Mécanismes pathogènes et dissémination dans l’organisme humain
Lorsque Borrelia burgdorferi pénètre dans votre organisme via la piqûre de tique, elle déclenche une cascade d’événements pathologiques sophistiqués. La bactérie exprime différentes protéines de surface selon son environnement, lui
permettant d’adapter en permanence son « costume moléculaire » pour échapper à votre système immunitaire. Après l’inoculation cutanée, les spirochètes se multiplient localement, provoquant l’érythème migrant, puis gagnent progressivement la circulation sanguine et le système lymphatique. Ils se fixent ensuite dans différents tissus cibles (peau, articulations, système nerveux, parfois cœur) en s’attachant aux cellules endothéliales et au collagène grâce à des adhésines spécifiques. Ce tropisme tissulaire, associé à leur capacité à former des micro-foyers peu accessibles aux défenses immunitaires et aux antibiotiques, explique la survenue possible de manifestations tardives, parfois plusieurs mois après la piqûre initiale. Enfin, Borrelia est capable de moduler la réponse inflammatoire, ce qui contribue à la chronicité de certains symptômes chez une partie des patients.
Génotypes européens versus américains : borrelia afzelii et borrelia garinii
En Europe, la maladie de Lyme n’est pas due à une seule espèce bactérienne mais à un ensemble de génotypes aux comportements cliniques différents. Si Borrelia burgdorferi sensu stricto domine en Amérique du Nord, les formes européennes sont le plus souvent liées à Borrelia afzelii et Borrelia garinii, deux espèces largement répandues chez les tiques Ixodes ricinus. B. afzelii est particulièrement associée aux manifestations cutanées chroniques, comme l’acrodermatite chronique atrophiante observée plusieurs années après l’infection.
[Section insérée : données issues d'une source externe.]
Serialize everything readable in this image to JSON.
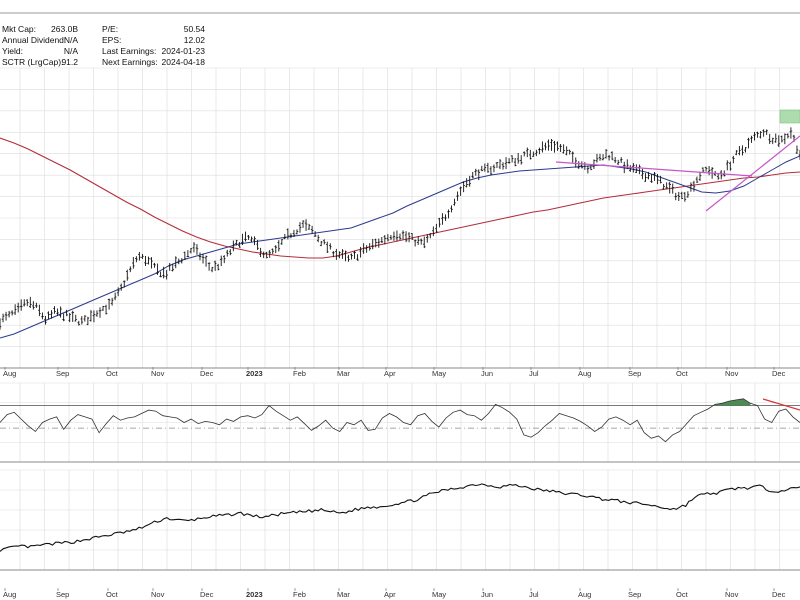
{
  "info": {
    "left": [
      {
        "label": "Mkt Cap:",
        "value": "263.0B"
      },
      {
        "label": "Annual Dividend:",
        "value": "N/A"
      },
      {
        "label": "Yield:",
        "value": "N/A"
      },
      {
        "label": "SCTR (LrgCap):",
        "value": "91.2"
      }
    ],
    "right": [
      {
        "label": "P/E:",
        "value": "50.54"
      },
      {
        "label": "EPS:",
        "value": "12.02"
      },
      {
        "label": "Last Earnings:",
        "value": "2024-01-23"
      },
      {
        "label": "Next Earnings:",
        "value": "2024-04-18"
      }
    ]
  },
  "colors": {
    "price_bars": "#111111",
    "ma_short": "#2b3a8f",
    "ma_long": "#b32d3a",
    "trendline": "#c656c9",
    "rsi_fill": "#4e8a55",
    "rsi_divergence": "#d9343d",
    "highlight_box": "#9fd8a0",
    "grid": "#dcdcdc"
  },
  "chart_data": [
    {
      "type": "line",
      "panel": "price",
      "x_labels": [
        "Aug",
        "Sep",
        "Oct",
        "Nov",
        "Dec",
        "2023",
        "Feb",
        "Mar",
        "Apr",
        "May",
        "Jun",
        "Jul",
        "Aug",
        "Sep",
        "Oct",
        "Nov",
        "Dec"
      ],
      "year_label": "2023",
      "grid": true,
      "series": [
        {
          "style": "ohlc",
          "values": [
            47,
            52,
            58,
            66,
            60,
            48,
            56,
            53,
            49,
            46,
            52,
            59,
            62,
            76,
            95,
            112,
            108,
            98,
            94,
            103,
            111,
            120,
            110,
            99,
            104,
            116,
            126,
            130,
            122,
            111,
            117,
            129,
            137,
            143,
            137,
            126,
            118,
            113,
            108,
            114,
            120,
            125,
            130,
            135,
            132,
            128,
            124,
            133,
            146,
            160,
            176,
            189,
            196,
            198,
            202,
            205,
            208,
            212,
            216,
            220,
            224,
            220,
            213,
            205,
            201,
            208,
            214,
            209,
            202,
            198,
            194,
            191,
            185,
            178,
            170,
            178,
            192,
            200,
            190,
            199,
            212,
            220,
            230,
            237,
            230,
            228,
            236,
            214
          ]
        },
        {
          "style": "line",
          "color_key": "ma_short",
          "values": [
            30,
            34,
            40,
            46,
            52,
            58,
            64,
            70,
            76,
            82,
            88,
            94,
            102,
            108,
            112,
            116,
            120,
            124,
            126,
            128,
            130,
            132,
            134,
            136,
            138,
            140,
            145,
            150,
            155,
            162,
            168,
            174,
            180,
            186,
            190,
            193,
            195,
            197,
            198,
            199,
            200,
            201,
            202,
            203,
            201,
            199,
            196,
            191,
            186,
            181,
            176,
            175,
            177,
            182,
            190,
            198,
            206,
            212
          ]
        },
        {
          "style": "line",
          "color_key": "ma_long",
          "values": [
            230,
            225,
            219,
            212,
            205,
            198,
            190,
            182,
            174,
            166,
            159,
            151,
            144,
            137,
            131,
            126,
            122,
            119,
            116,
            114,
            112,
            111,
            110,
            110,
            112,
            116,
            120,
            123,
            126,
            129,
            132,
            135,
            138,
            141,
            144,
            147,
            150,
            153,
            156,
            158,
            161,
            164,
            167,
            170,
            172,
            174,
            176,
            178,
            180,
            182,
            184,
            186,
            188,
            190,
            191,
            193,
            195,
            196
          ]
        }
      ]
    },
    {
      "type": "line",
      "panel": "oscillator",
      "grid": true,
      "series": [
        {
          "style": "line",
          "values": [
            55,
            62,
            64,
            58,
            52,
            47,
            55,
            58,
            60,
            49,
            57,
            62,
            60,
            58,
            46,
            54,
            61,
            57,
            59,
            60,
            63,
            66,
            65,
            61,
            60,
            59,
            55,
            58,
            54,
            56,
            55,
            53,
            58,
            56,
            60,
            61,
            59,
            62,
            70,
            65,
            61,
            57,
            60,
            54,
            48,
            52,
            57,
            50,
            47,
            55,
            53,
            57,
            48,
            49,
            59,
            63,
            60,
            55,
            53,
            61,
            63,
            56,
            51,
            59,
            64,
            66,
            62,
            61,
            57,
            63,
            71,
            68,
            64,
            58,
            44,
            42,
            46,
            52,
            57,
            63,
            61,
            59,
            56,
            52,
            47,
            51,
            58,
            60,
            57,
            53,
            57,
            46,
            41,
            43,
            38,
            44,
            47,
            54,
            61,
            64,
            67,
            71,
            72,
            74,
            75,
            76,
            72,
            70,
            58,
            55,
            65,
            67,
            60,
            55
          ]
        }
      ]
    },
    {
      "type": "line",
      "panel": "relative-strength",
      "x_labels": [
        "Aug",
        "Sep",
        "Oct",
        "Nov",
        "Dec",
        "2023",
        "Feb",
        "Mar",
        "Apr",
        "May",
        "Jun",
        "Jul",
        "Aug",
        "Sep",
        "Oct",
        "Nov",
        "Dec"
      ],
      "year_label": "2023",
      "grid": true,
      "series": [
        {
          "style": "line",
          "values": [
            20,
            22,
            24,
            23,
            25,
            26,
            27,
            28,
            30,
            32,
            34,
            36,
            38,
            40,
            44,
            48,
            52,
            50,
            49,
            51,
            53,
            54,
            55,
            57,
            55,
            53,
            54,
            56,
            57,
            58,
            59,
            60,
            58,
            57,
            60,
            62,
            63,
            64,
            66,
            68,
            70,
            74,
            78,
            80,
            82,
            84,
            86,
            85,
            83,
            85,
            84,
            82,
            80,
            79,
            77,
            76,
            75,
            73,
            71,
            70,
            68,
            67,
            66,
            64,
            62,
            61,
            65,
            74,
            76,
            77,
            80,
            82,
            82,
            84,
            80,
            79,
            81,
            82
          ]
        }
      ]
    }
  ]
}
À l’inverse, B. garinii présente un tropisme marqué pour le système nerveux central et périphérique, ce qui explique la fréquence relativement plus élevée des neuroborrélioses en Europe par rapport aux États-Unis. Cette diversité génétique a des conséquences diagnostiques (sensibilité variable des tests sérologiques selon les souches) et cliniques, d’où l’importance de bien connaître le contexte géographique d’exposition à la tique.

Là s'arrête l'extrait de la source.